By the mid-1560s, he had built a laboratory at Mortlake, near London, where he amassed the largest private library in England with over 4,000 books. Dee was generous in making his library accessible to scholars and in assisting the many practitioners who applied for advice. He was closely involved in laying the groundwork for several English voyages of exploration. He instructed captains and pilots in the principles of mathematical navigation, prepared maps for their use, and furnished them with navigational instruments. He was equally active in publicly advocating a British empire in Perfect Arte of Navigation (1580). In 1582, Dee also recommended that England adopt the Gregorian calendar, but the Church refused to embrace such a ‘popish’ innovation.

Dee's scientific interests were far broader than his involvement in English exploration might suggest. In editing the first English translation of Euclid's Elements (1570), Dee added an influential preface that proclaimed the dignity and usefulness of the mathematical sciences. Furthermore, as passionately as he believed in the utility of mathematics for everyday matters, Dee expressed conviction in the occult power of mathematics to reveal divine mysteries.

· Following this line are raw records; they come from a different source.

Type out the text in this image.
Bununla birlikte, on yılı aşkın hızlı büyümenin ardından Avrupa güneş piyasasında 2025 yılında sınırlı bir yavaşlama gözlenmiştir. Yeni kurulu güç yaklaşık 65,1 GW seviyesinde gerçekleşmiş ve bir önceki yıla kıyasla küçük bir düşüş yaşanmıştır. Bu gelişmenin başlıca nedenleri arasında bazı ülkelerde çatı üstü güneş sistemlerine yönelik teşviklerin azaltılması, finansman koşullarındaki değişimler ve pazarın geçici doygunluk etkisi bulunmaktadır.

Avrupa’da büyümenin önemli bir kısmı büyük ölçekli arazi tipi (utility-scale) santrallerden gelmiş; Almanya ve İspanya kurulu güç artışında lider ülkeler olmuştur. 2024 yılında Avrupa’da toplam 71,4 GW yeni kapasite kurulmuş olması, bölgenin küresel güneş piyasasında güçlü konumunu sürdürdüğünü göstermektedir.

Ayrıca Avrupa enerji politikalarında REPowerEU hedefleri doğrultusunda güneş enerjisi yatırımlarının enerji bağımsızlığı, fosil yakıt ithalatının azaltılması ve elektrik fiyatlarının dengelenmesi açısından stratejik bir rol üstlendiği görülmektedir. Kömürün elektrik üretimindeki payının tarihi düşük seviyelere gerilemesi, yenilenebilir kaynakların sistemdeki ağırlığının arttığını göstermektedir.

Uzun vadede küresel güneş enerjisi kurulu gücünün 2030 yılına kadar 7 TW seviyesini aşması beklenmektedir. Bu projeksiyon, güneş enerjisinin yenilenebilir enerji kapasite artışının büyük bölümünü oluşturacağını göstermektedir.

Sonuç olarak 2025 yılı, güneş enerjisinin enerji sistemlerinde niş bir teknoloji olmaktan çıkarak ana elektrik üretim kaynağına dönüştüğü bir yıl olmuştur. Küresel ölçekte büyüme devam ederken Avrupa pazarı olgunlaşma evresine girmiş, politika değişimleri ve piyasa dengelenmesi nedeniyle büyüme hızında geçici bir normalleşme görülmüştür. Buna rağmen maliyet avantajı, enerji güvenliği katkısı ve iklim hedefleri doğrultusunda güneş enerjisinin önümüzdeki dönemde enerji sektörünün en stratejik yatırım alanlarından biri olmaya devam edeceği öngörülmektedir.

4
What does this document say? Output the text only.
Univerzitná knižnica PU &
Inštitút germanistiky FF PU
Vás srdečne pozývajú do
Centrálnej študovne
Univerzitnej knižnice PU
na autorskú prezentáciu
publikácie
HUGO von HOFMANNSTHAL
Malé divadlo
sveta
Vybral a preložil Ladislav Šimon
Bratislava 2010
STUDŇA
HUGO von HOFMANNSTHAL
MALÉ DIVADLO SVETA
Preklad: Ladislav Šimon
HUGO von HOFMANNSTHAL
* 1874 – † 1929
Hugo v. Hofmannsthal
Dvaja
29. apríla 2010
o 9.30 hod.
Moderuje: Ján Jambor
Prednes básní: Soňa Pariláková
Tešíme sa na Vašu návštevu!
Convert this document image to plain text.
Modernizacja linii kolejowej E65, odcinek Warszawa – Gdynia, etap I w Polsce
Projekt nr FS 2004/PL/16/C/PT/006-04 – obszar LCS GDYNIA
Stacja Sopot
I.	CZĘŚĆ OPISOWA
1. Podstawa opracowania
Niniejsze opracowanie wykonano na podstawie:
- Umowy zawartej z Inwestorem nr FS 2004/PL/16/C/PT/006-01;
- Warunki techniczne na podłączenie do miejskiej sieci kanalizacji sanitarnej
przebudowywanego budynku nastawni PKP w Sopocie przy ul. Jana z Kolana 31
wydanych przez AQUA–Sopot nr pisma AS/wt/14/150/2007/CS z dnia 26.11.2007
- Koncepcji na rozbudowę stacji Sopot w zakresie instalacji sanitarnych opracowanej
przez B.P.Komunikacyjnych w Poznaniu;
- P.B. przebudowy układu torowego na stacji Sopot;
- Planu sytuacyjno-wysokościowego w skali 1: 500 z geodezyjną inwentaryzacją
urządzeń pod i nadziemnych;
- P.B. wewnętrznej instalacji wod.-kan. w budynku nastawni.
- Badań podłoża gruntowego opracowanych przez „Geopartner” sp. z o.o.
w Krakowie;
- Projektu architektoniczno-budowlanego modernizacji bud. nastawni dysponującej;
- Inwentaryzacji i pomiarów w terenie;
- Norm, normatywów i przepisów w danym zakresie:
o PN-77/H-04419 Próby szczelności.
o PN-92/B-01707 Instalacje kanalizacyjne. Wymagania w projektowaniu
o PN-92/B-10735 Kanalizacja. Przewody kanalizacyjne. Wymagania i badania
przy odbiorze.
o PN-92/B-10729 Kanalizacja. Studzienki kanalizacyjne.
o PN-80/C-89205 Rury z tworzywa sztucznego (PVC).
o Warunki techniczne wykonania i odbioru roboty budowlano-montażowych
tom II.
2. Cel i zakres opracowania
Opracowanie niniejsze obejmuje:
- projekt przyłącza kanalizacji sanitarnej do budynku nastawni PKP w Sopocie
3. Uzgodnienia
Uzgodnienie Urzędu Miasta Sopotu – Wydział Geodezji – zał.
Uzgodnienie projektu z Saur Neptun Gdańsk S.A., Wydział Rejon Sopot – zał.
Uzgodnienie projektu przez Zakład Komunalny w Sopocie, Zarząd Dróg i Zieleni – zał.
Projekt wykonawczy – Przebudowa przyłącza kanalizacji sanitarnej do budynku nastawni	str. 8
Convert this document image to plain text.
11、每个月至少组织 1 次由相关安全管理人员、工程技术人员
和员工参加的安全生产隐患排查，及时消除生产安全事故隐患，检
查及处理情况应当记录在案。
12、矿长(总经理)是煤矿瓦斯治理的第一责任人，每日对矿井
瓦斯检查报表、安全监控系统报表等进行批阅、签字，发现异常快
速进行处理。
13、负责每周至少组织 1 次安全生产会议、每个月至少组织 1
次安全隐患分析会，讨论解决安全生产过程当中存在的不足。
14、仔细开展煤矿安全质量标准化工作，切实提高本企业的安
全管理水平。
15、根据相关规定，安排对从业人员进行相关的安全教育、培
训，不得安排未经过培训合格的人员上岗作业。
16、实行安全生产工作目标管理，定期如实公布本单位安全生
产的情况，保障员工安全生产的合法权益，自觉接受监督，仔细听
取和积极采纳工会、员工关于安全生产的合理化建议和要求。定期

Later in his career, Dee became interested in alchemy. Perhaps frustrated about his failure to arrive at a comprehensive understanding of natural knowledge, Dee sought divine assistance by conversing with angels. He and his medium, the convicted counterfeiter Edward Kelley, held numerous séances both in England and in continental Europe, where the two travelled together between 1583 and 1589. By all accounts Dee was sincere, which is more than can be said for Kelley, who may have duped him. On Dee's return to England, his friends raised money for him and interceded on his behalf with Queen Elizabeth. Though she appointed him Warden of Manchester College in 1596, Dee's final years were marked by poverty and isolation. His wife Jane and eight children had died (as did the Queen in 1603). Dee returned to London and is believed to have died in December 1608. It is almost certain that William Shakespeare modelled the character of Prospero in The Tempest (1611) on John Dee, the Elizabethan magus.